Noch ist völlig offen, ob das europäische Parlament im Frühjahr 1978 von den Bürgern Europas in direkter Wahl gewählt werden kann. Erst sechs der neun Mitgliedstaaten der Europäischen Gemeinschaft (EG) haben das Ratifizierungsverfahren des Direktwahlbeschlusses der EG-Regierungschefs vom vergangenen Jahr abgeschlossen. Erst in einem Mitgliedsland sind die gesetzlichen Grundlagen des Wahlverfahrens festgelegt worden.

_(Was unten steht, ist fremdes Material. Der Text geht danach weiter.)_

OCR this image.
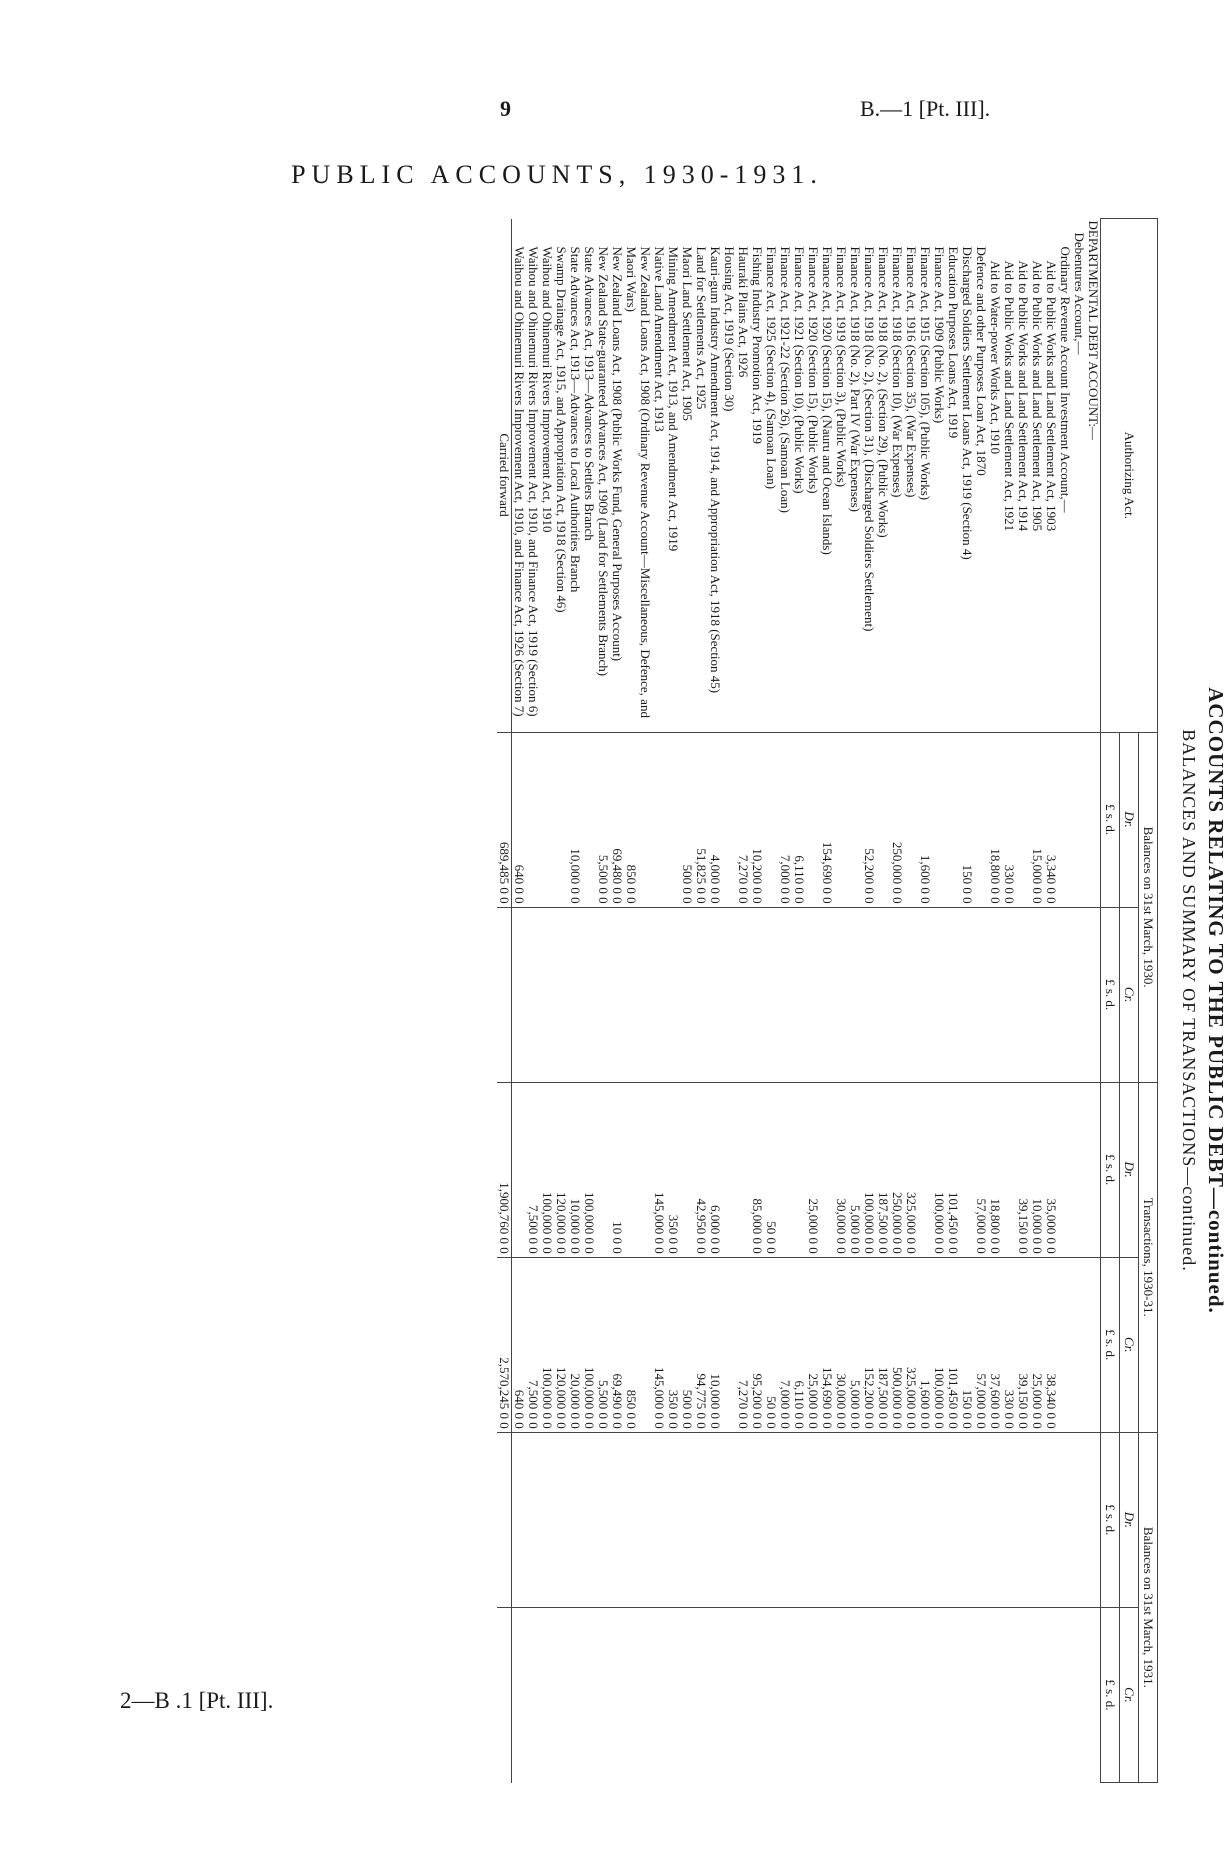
9	B.—1 [Pt. III].
PUBLIC ACCOUNTS, 1930-1931.
ACCOUNTS RELATING TO THE PUBLIC DEBT—continued.
BALANCES AND SUMMARY OF TRANSACTIONS—continued.
Authorizing Act.	Balances on 31st March, 1930.		Transactions, 1930-31.		Balances on 31st March, 1931.	
	Dr.	Cr.	Dr.	Cr.	Dr.	Cr.
	£ s. d.	£ s. d.	£ s. d.	£ s. d.	£ s. d.	£ s. d.
DEPARTMENTAL DEBT ACCOUNT:—						
Debentures Account,—						
Ordinary Revenue Account Investment Account,—						
Aid to Public Works and Land Settlement Act, 1903	3,340 0 0		35,000 0 0	38,340 0 0		
Aid to Public Works and Land Settlement Act, 1905	15,000 0 0		10,000 0 0	25,000 0 0		
Aid to Public Works and Land Settlement Act, 1914			39,150 0 0	39,150 0 0		
Aid to Public Works and Land Settlement Act, 1921	330 0 0			330 0 0		
Aid to Water-power Works Act, 1910	18,800 0 0		18,800 0 0	37,600 0 0		
Defence and other Purposes Loan Act, 1870			57,000 0 0	57,000 0 0		
Discharged Soldiers Settlement Loans Act, 1919 (Section 4)	150 0 0			150 0 0		
Education Purposes Loans Act, 1919			101,450 0 0	101,450 0 0		
Finance Act, 1909 (Public Works)			100,000 0 0	100,000 0 0		
Finance Act, 1915 (Section 105), (Public Works)	1,600 0 0			1,600 0 0		
Finance Act, 1916 (Section 35), (War Expenses)			325,000 0 0	325,000 0 0		
Finance Act, 1918 (Section 10), (War Expenses)	250,000 0 0		250,000 0 0	500,000 0 0		
Finance Act, 1918 (No. 2), (Section 29), (Public Works)			187,500 0 0	187,500 0 0		
Finance Act, 1918 (No. 2), (Section 31), (Discharged Soldiers Settlement)	52,200 0 0		100,000 0 0	152,200 0 0		
Finance Act, 1918 (No. 2), Part IV (War Expenses)			5,000 0 0	5,000 0 0		
Finance Act, 1919 (Section 3), (Public Works)			30,000 0 0	30,000 0 0		
Finance Act, 1920 (Section 15), (Nauru and Ocean Islands)	154,690 0 0			154,690 0 0		
Finance Act, 1920 (Section 15), (Public Works)			25,000 0 0	25,000 0 0		
Finance Act, 1921 (Section 10), (Public Works)	6,110 0 0			6,110 0 0		
Finance Act, 1921-22 (Section 26), (Samoan Loan)	7,000 0 0			7,000 0 0		
Finance Act, 1925 (Section 4), (Samoan Loan)			50 0 0	50 0 0		
Fishing Industry Promotion Act, 1919	10,200 0 0		85,000 0 0	95,200 0 0		
Hauraki Plains Act, 1926	7,270 0 0			7,270 0 0		
Housing Act, 1919 (Section 30)						
Kauri-gum Industry Amendment Act, 1914, and Appropriation Act, 1918 (Section 45)	4,000 0 0		6,000 0 0	10,000 0 0		
Land for Settlements Act, 1925	51,825 0 0		42,950 0 0	94,775 0 0		
Maori Land Settlement Act, 1905	500 0 0			500 0 0		
Mining Amendment Act, 1913, and Amendment Act, 1919			350 0 0	350 0 0		
Native Land Amendment Act, 1913			145,000 0 0	145,000 0 0		
New Zealand Loans Act, 1908 (Ordinary Revenue Account—Miscellaneous, Defence, and Maori Wars)	850 0 0			850 0 0		
New Zealand Loans Act, 1908 (Public Works Fund, General Purposes Account)	69,480 0 0		10 0 0	69,490 0 0		
New Zealand State-guaranteed Advances Act, 1909 (Land for Settlements Branch)	5,500 0 0			5,500 0 0		
State Advances Act, 1913—Advances to Settlers Branch			100,000 0 0	100,000 0 0		
State Advances Act, 1913—Advances to Local Authorities Branch	10,000 0 0		10,000 0 0	20,000 0 0		
Swamp Drainage Act, 1915, and Appropriation Act, 1918 (Section 46)			120,000 0 0	120,000 0 0		
Waihou and Ohinemuri Rivers Improvement Act, 1910			100,000 0 0	100,000 0 0		
Waihou and Ohinemuri Rivers Improvement Act, 1910, and Finance Act, 1919 (Section 6)			7,500 0 0	7,500 0 0		
Waihou and Ohinemuri Rivers Improvement Act, 1910, and Finance Act, 1926 (Section 7)	640 0 0			640 0 0		
Carried forward	689,485 0 0		1,900,760 0 0	2,570,245 0 0		
2—B .1 [Pt. III].
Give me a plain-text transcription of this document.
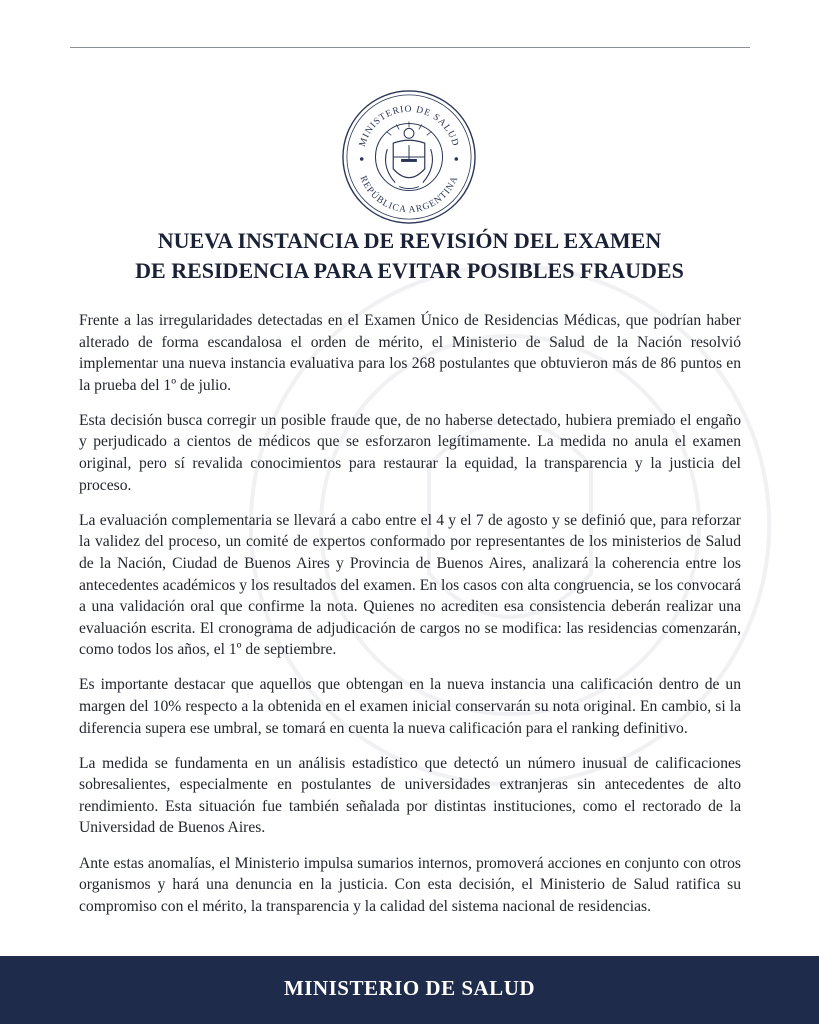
MINISTERIO DE SALUD
REPÚBLICA ARGENTINA
NUEVA INSTANCIA DE REVISIÓN DEL EXAMEN
DE RESIDENCIA PARA EVITAR POSIBLES FRAUDES

Frente a las irregularidades detectadas en el Examen Único de Residencias Médicas, que podrían haber alterado de forma escandalosa el orden de mérito, el Ministerio de Salud de la Nación resolvió implementar una nueva instancia evaluativa para los 268 postulantes que obtuvieron más de 86 puntos en la prueba del 1º de julio.

Esta decisión busca corregir un posible fraude que, de no haberse detectado, hubiera premiado el engaño y perjudicado a cientos de médicos que se esforzaron legítimamente. La medida no anula el examen original, pero sí revalida conocimientos para restaurar la equidad, la transparencia y la justicia del proceso.

La evaluación complementaria se llevará a cabo entre el 4 y el 7 de agosto y se definió que, para reforzar la validez del proceso, un comité de expertos conformado por representantes de los ministerios de Salud de la Nación, Ciudad de Buenos Aires y Provincia de Buenos Aires, analizará la coherencia entre los antecedentes académicos y los resultados del examen. En los casos con alta congruencia, se los convocará a una validación oral que confirme la nota. Quienes no acrediten esa consistencia deberán realizar una evaluación escrita. El cronograma de adjudicación de cargos no se modifica: las residencias comenzarán, como todos los años, el 1º de septiembre.

Es importante destacar que aquellos que obtengan en la nueva instancia una calificación dentro de un margen del 10% respecto a la obtenida en el examen inicial conservarán su nota original. En cambio, si la diferencia supera ese umbral, se tomará en cuenta la nueva calificación para el ranking definitivo.

La medida se fundamenta en un análisis estadístico que detectó un número inusual de calificaciones sobresalientes, especialmente en postulantes de universidades extranjeras sin antecedentes de alto rendimiento. Esta situación fue también señalada por distintas instituciones, como el rectorado de la Universidad de Buenos Aires.

Ante estas anomalías, el Ministerio impulsa sumarios internos, promoverá acciones en conjunto con otros organismos y hará una denuncia en la justicia. Con esta decisión, el Ministerio de Salud ratifica su compromiso con el mérito, la transparencia y la calidad del sistema nacional de residencias.

MINISTERIO DE SALUD
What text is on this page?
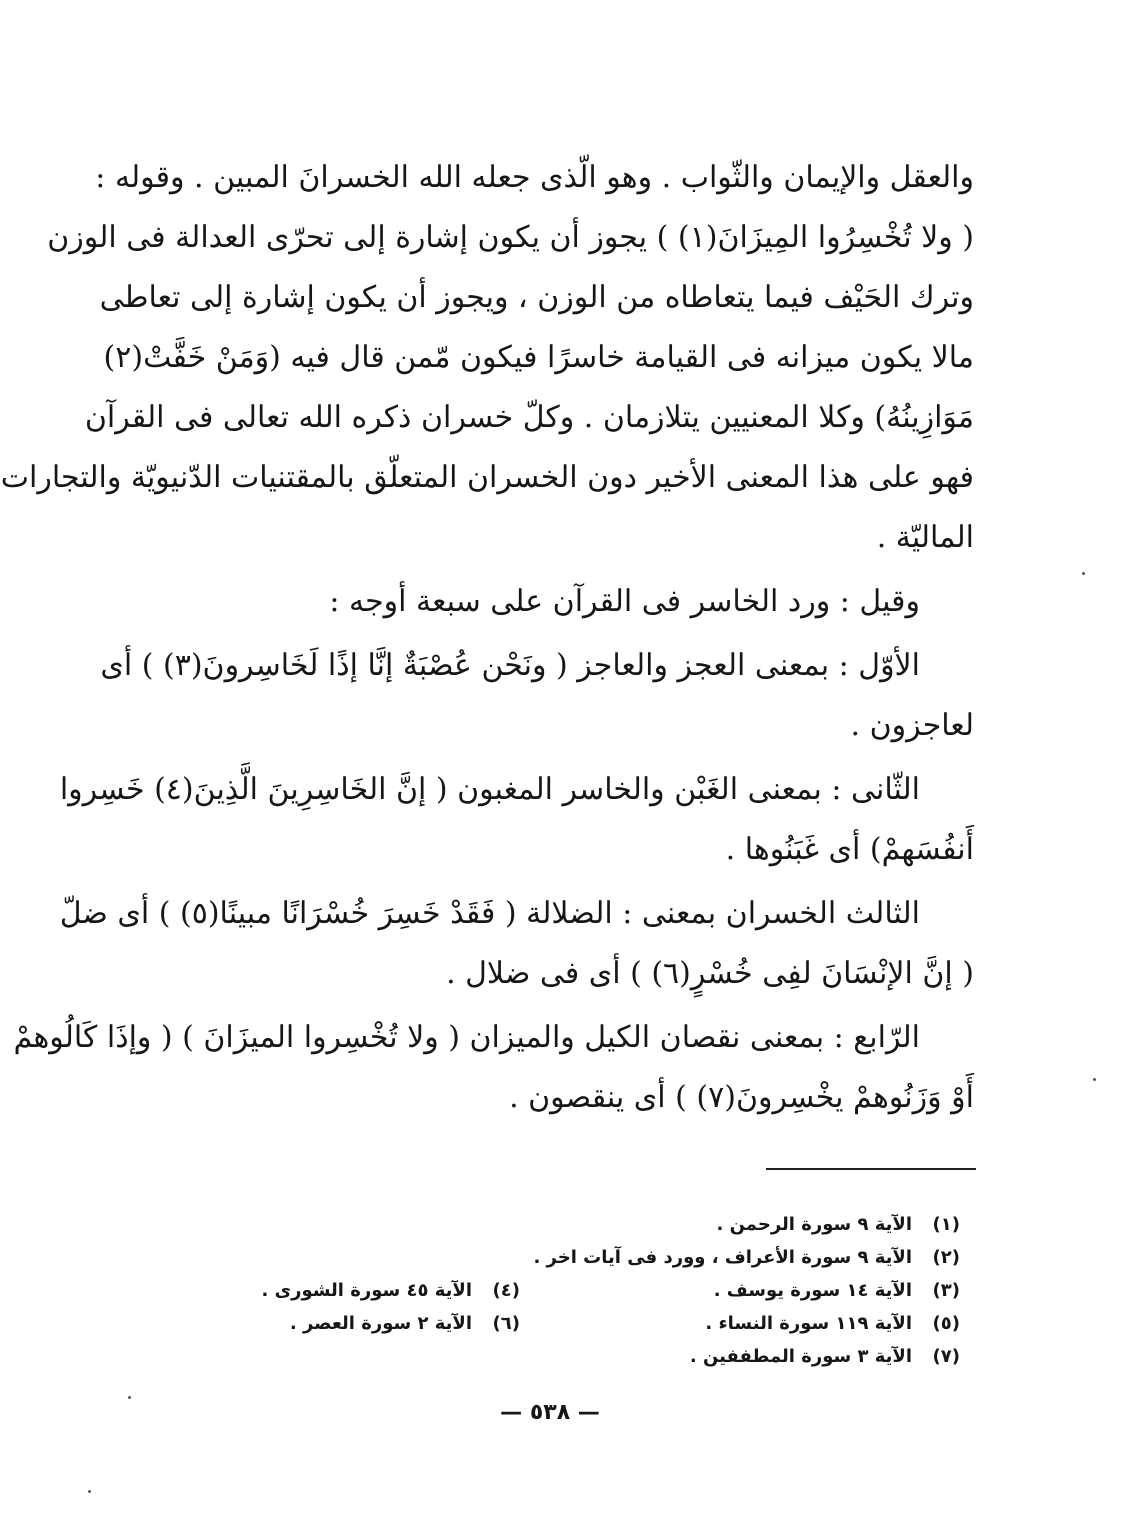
والعقل والإيمان والثّواب . وهو الّذى جعله الله الخسرانَ المبين . وقوله :
( ولا تُخْسِرُوا المِيزَانَ(١) ) يجوز أن يكون إشارة إلى تحرّى العدالة فى الوزن
وترك الحَيْف فيما يتعاطاه من الوزن ، ويجوز أن يكون إشارة إلى تعاطى
مالا يكون ميزانه فى القيامة خاسرًا فيكون مّمن قال فيه (وَمَنْ خَفَّتْ(٢)
مَوَازِينُهُ) وكلا المعنيين يتلازمان . وكلّ خسران ذكره الله تعالى فى القرآن
فهو على هذا المعنى الأخير دون الخسران المتعلّق بالمقتنيات الدّنيويّة والتجارات
الماليّة .
وقيل : ورد الخاسر فى القرآن على سبعة أوجه :
الأوّل : بمعنى العجز والعاجز ( ونَحْن عُصْبَةٌ إنَّا إذًا لَخَاسِرونَ(٣) ) أى
لعاجزون .
الثّانى : بمعنى الغَبْن والخاسر المغبون ( إنَّ الخَاسِرِينَ الَّذِينَ(٤) خَسِروا
أَنفُسَهمْ) أى غَبَنُوها .
الثالث الخسران بمعنى : الضلالة ( فَقَدْ خَسِرَ خُسْرَانًا مبينًا(٥) ) أى ضلّ
( إنَّ الإنْسَانَ لفِى خُسْرٍ(٦) ) أى فى ضلال .
الرّابع : بمعنى نقصان الكيل والميزان ( ولا تُخْسِروا الميزَانَ ) ( وإذَا كَالُوهمْ
أَوْ وَزَنُوهمْ يخْسِرونَ(٧) ) أى ينقصون .
(١)الآية ٩ سورة الرحمن .
(٢)الآية ٩ سورة الأعراف ، وورد فى آيات اخر .
(٣)الآية ١٤ سورة يوسف .
(٤)الآية ٤٥ سورة الشورى .
(٥)الآية ١١٩ سورة النساء .
(٦)الآية ٢ سورة العصر .
(٧)الآية ٣ سورة المطففين .
— ٥٣٨ —
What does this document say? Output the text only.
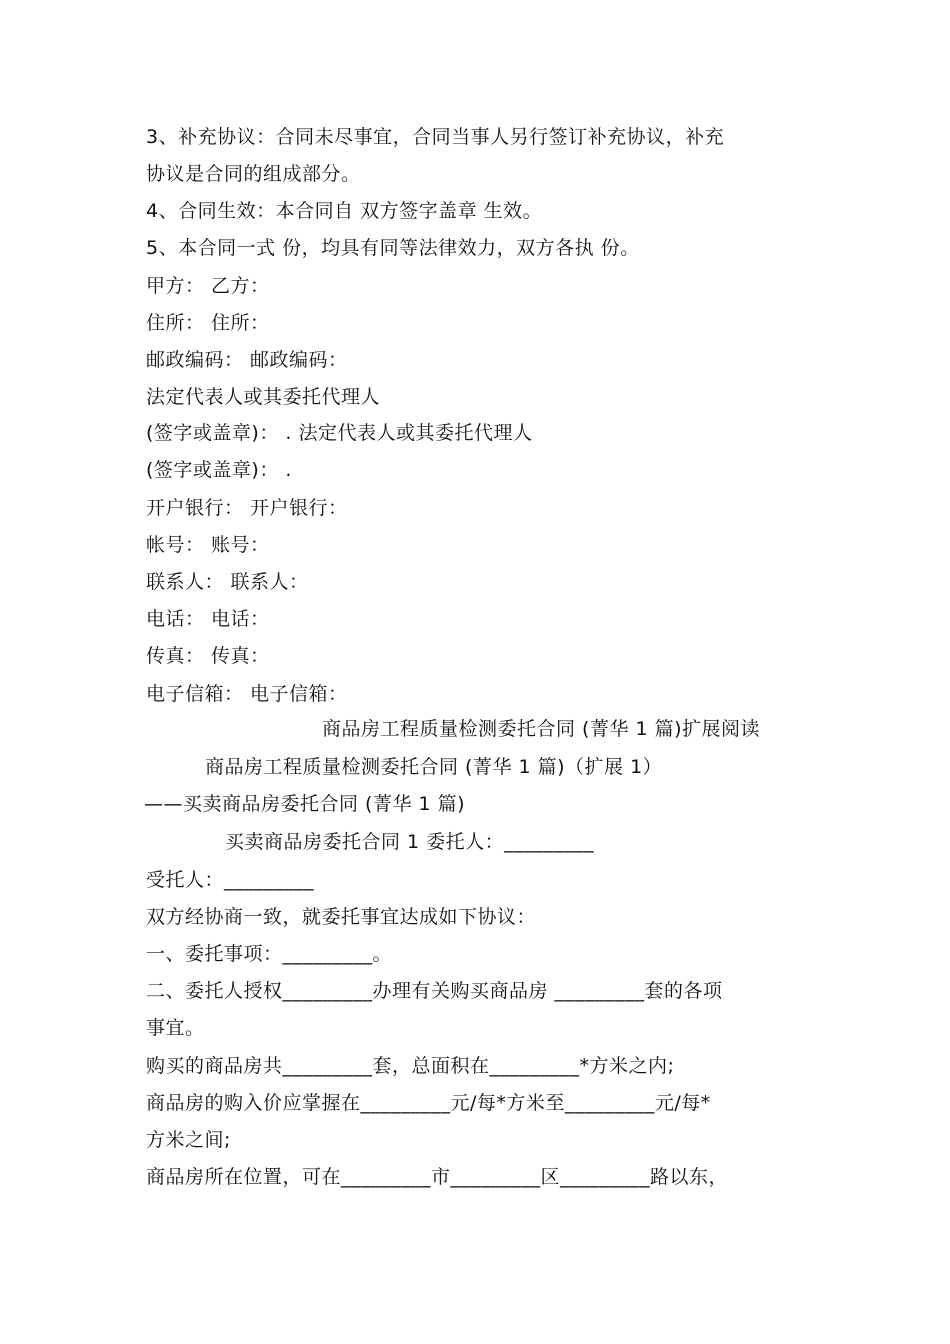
3、补充协议：合同未尽事宜，合同当事人另行签订补充协议，补充
协议是合同的组成部分。
4、合同生效：本合同自 双方签字盖章 生效。
5、本合同一式 份，均具有同等法律效力，双方各执 份。
甲方： 乙方：
住所： 住所：
邮政编码： 邮政编码：
法定代表人或其委托代理人
(签字或盖章)： . 法定代表人或其委托代理人
(签字或盖章)： .
开户银行： 开户银行：
帐号： 账号：
联系人： 联系人：
电话： 电话：
传真： 传真：
电子信箱： 电子信箱：
商品房工程质量检测委托合同 (菁华 1 篇)扩展阅读
商品房工程质量检测委托合同 (菁华 1 篇)（扩展 1）
——买卖商品房委托合同 (菁华 1 篇)
买卖商品房委托合同 1 委托人：_________
受托人：_________
双方经协商一致，就委托事宜达成如下协议：
一、委托事项：_________。
二、委托人授权_________办理有关购买商品房 _________套的各项
事宜。
购买的商品房共_________套，总面积在_________*方米之内;
商品房的购入价应掌握在_________元/每*方米至_________元/每*
方米之间;
商品房所在位置，可在_________市_________区_________路以东，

Doch schon jetzt scheint der Gedanke an ein in eigener Autorität handelndes Europaparlament in den Hauptstädten der Gemeinschaft Kopfzerbrechen zu bereiten. Auf der Londoner Gipfelkonferenz der Gemeinschaft zeigte der französische Präsident Giscard d’Estaing Unmut über die Absicht des Parlaments, für die 410 zu wählenden Abgeordneten ein Bürogebäude in Brüssel zu mieten. Auch der luxemburgische Regierungschef Thorn, in Sachen. Europaparlament sonst keineswegs auf französischer Linie, war ungehalten.

Grund dazu hatten beide. Denn sie müssen befürchten, daß mit den weitreichenden und kostspieligen Mietplänen die Präsenz des Europaparlaments in Straßburg und Luxemburg allmählich abgebaut wird, bis eines Tages Brüssel neben der EG-Kommission und dem Ministerrat auch das Parlament beherbergen wird.

Nach einem Regierungsabkommen über den provisorischen Sitz der EG-Organe erhielt Luxemburg das Sekretariat des Parlaments, dessen Mitarbeiterstab inzwischen auf 1500 angewachsen ist. Plenartagungen werden bis auf drei pro Jahr in Straßburg abgehalten, die Sitzungen der Ausschüsse werden nach Brüssel einberufen. Ein wahrer Wanderzirkus, für den in Straßburg in Gebäude investiert wurden, die für die Bedürfnisse des von 198 auf 410 Abgeordnete erweiterten Europaparlaments auf jeden Fall zu klein sind.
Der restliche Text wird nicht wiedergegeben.